Statement of Continued Commitment
American Studies Program
Bates College
We, the program of American Studies, want to affirm our commitment to combating systematic racism. We reject racist structures and actions through our departmental culture and practices, curricula, and pedagogies. We stand firm in our commitment to the liberal arts as a liberatory and emancipatory education that should be used to critically engage in the world, relying on decolonizing frameworks to dismantle systematic oppressive structures. We recommit to creating a safe and equitable space for learning for our students, faculty, and staff.
- We affirm that Black Lives Matter, Latinx lives matter, Indigenous lives Matter, non-Black People of Colors lives Matter. We understand that silence is not an option.
- We commit to continuing to teach about American/U.S. Cultural politics in a global context that we must analyze and expose anti-Blackness and other forms of racial oppression. The history of American Studies has been to decenter whiteness as a starting point for understanding the world. American Studies at Bates will continue this with an emphasis on transdisciplinarity. We welcome all students, faculty and staff to stand, sit, or kneel in solidarity with us.
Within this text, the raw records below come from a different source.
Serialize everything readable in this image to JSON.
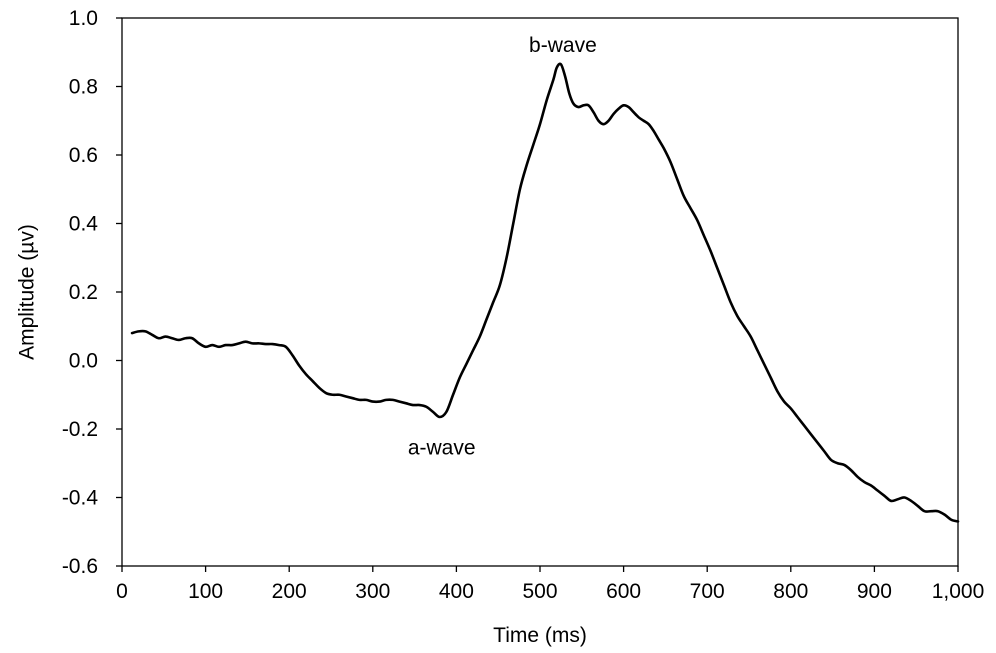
{
  "chart_data": {
    "type": "line",
    "title": "",
    "xlabel": "Time (ms)",
    "ylabel": "Amplitude (µv)",
    "xlim": [
      0,
      1000
    ],
    "ylim": [
      -0.6,
      1.0
    ],
    "grid": false,
    "legend": "none",
    "x_ticks": [
      0,
      100,
      200,
      300,
      400,
      500,
      600,
      700,
      800,
      900,
      1000
    ],
    "x_tick_labels": [
      "0",
      "100",
      "200",
      "300",
      "400",
      "500",
      "600",
      "700",
      "800",
      "900",
      "1,000"
    ],
    "y_ticks": [
      -0.6,
      -0.4,
      -0.2,
      0.0,
      0.2,
      0.4,
      0.6,
      0.8,
      1.0
    ],
    "y_tick_labels": [
      "-0.6",
      "-0.4",
      "-0.2",
      "0.0",
      "0.2",
      "0.4",
      "0.6",
      "0.8",
      "1.0"
    ],
    "annotations": [
      {
        "text": "a-wave",
        "x": 380,
        "y": -0.17
      },
      {
        "text": "b-wave",
        "x": 525,
        "y": 0.86
      }
    ],
    "series": [
      {
        "color": "#000000",
        "x": [
          12,
          20,
          28,
          36,
          44,
          52,
          60,
          68,
          76,
          84,
          92,
          100,
          108,
          116,
          124,
          132,
          140,
          148,
          156,
          164,
          172,
          180,
          188,
          196,
          204,
          212,
          220,
          228,
          236,
          244,
          252,
          260,
          268,
          276,
          284,
          292,
          300,
          308,
          316,
          324,
          332,
          340,
          348,
          356,
          364,
          372,
          380,
          388,
          396,
          404,
          412,
          420,
          428,
          436,
          444,
          452,
          460,
          468,
          476,
          484,
          492,
          500,
          508,
          516,
          520,
          525,
          530,
          535,
          540,
          546,
          552,
          558,
          564,
          570,
          576,
          582,
          588,
          594,
          600,
          606,
          612,
          618,
          624,
          630,
          636,
          642,
          648,
          656,
          664,
          672,
          680,
          688,
          696,
          704,
          712,
          720,
          728,
          736,
          744,
          752,
          760,
          768,
          776,
          784,
          792,
          800,
          808,
          816,
          824,
          832,
          840,
          848,
          856,
          864,
          872,
          880,
          888,
          896,
          904,
          912,
          920,
          928,
          936,
          944,
          952,
          960,
          968,
          976,
          984,
          992,
          1000
        ],
        "y": [
          0.08,
          0.085,
          0.085,
          0.075,
          0.065,
          0.07,
          0.065,
          0.06,
          0.065,
          0.065,
          0.05,
          0.04,
          0.045,
          0.04,
          0.045,
          0.045,
          0.05,
          0.055,
          0.05,
          0.05,
          0.048,
          0.048,
          0.045,
          0.04,
          0.015,
          -0.015,
          -0.04,
          -0.06,
          -0.08,
          -0.095,
          -0.1,
          -0.1,
          -0.105,
          -0.11,
          -0.115,
          -0.115,
          -0.12,
          -0.12,
          -0.115,
          -0.115,
          -0.12,
          -0.125,
          -0.13,
          -0.13,
          -0.135,
          -0.15,
          -0.165,
          -0.15,
          -0.1,
          -0.05,
          -0.01,
          0.03,
          0.07,
          0.12,
          0.17,
          0.22,
          0.3,
          0.4,
          0.5,
          0.57,
          0.63,
          0.69,
          0.76,
          0.82,
          0.855,
          0.865,
          0.83,
          0.78,
          0.75,
          0.74,
          0.745,
          0.745,
          0.725,
          0.7,
          0.69,
          0.7,
          0.72,
          0.735,
          0.745,
          0.74,
          0.725,
          0.71,
          0.7,
          0.69,
          0.67,
          0.645,
          0.62,
          0.58,
          0.53,
          0.48,
          0.445,
          0.41,
          0.365,
          0.32,
          0.27,
          0.22,
          0.17,
          0.13,
          0.1,
          0.07,
          0.03,
          -0.01,
          -0.05,
          -0.09,
          -0.12,
          -0.14,
          -0.165,
          -0.19,
          -0.215,
          -0.24,
          -0.265,
          -0.29,
          -0.3,
          -0.305,
          -0.32,
          -0.34,
          -0.355,
          -0.365,
          -0.38,
          -0.395,
          -0.41,
          -0.405,
          -0.4,
          -0.41,
          -0.425,
          -0.44,
          -0.44,
          -0.44,
          -0.45,
          -0.465,
          -0.47
        ]
      }
    ]
  }
}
- We believe our curricula must reflect the realities of our students, our communities, and our world.
- We commit to analyzing and combating racist practices as a program – culturally, socially, linguistically, academically, and professionally – in our teaching, writing, research, and work-spaces for students, staff, faculty and in our lived experiences outside of the institution.
American Studies
What does it mean to be “an American?” How does our understanding of American culture and our relation to it differ depending upon historical context, social position, and the interpretive and ideological perspectives we bring to bear upon it? American Studies pursues these questions using a variety of interdisciplinary approaches, using texts, performance, and material culture as points of departure for our wide-ranging exploration of American culture. While it focuses on the United States, American Studies situates the U.S. in a broader transnational context. In particular, American Studies explores the various ways that institutions, values, and practices shape, maintain, and challenge power relations. American Studies courses are designed to elucidate what has been rendered socially invisible.
Such discussions interrogate realities and discourses that have been deemed natural in order to expose their socially contingent character. Through their critical engagement with race, gender, sexuality, social class, disability, and other sites of identity, and with their own relation to them, students interrogate the meaning of belonging, privilege, and exclusion. Among current American Studies courses are those that focus on cultural geography and cultural politics, science studies, borderlands, diasporas, film and media, gender, history, literature, music, performance, digital and technology studies, queer theory, and race theory.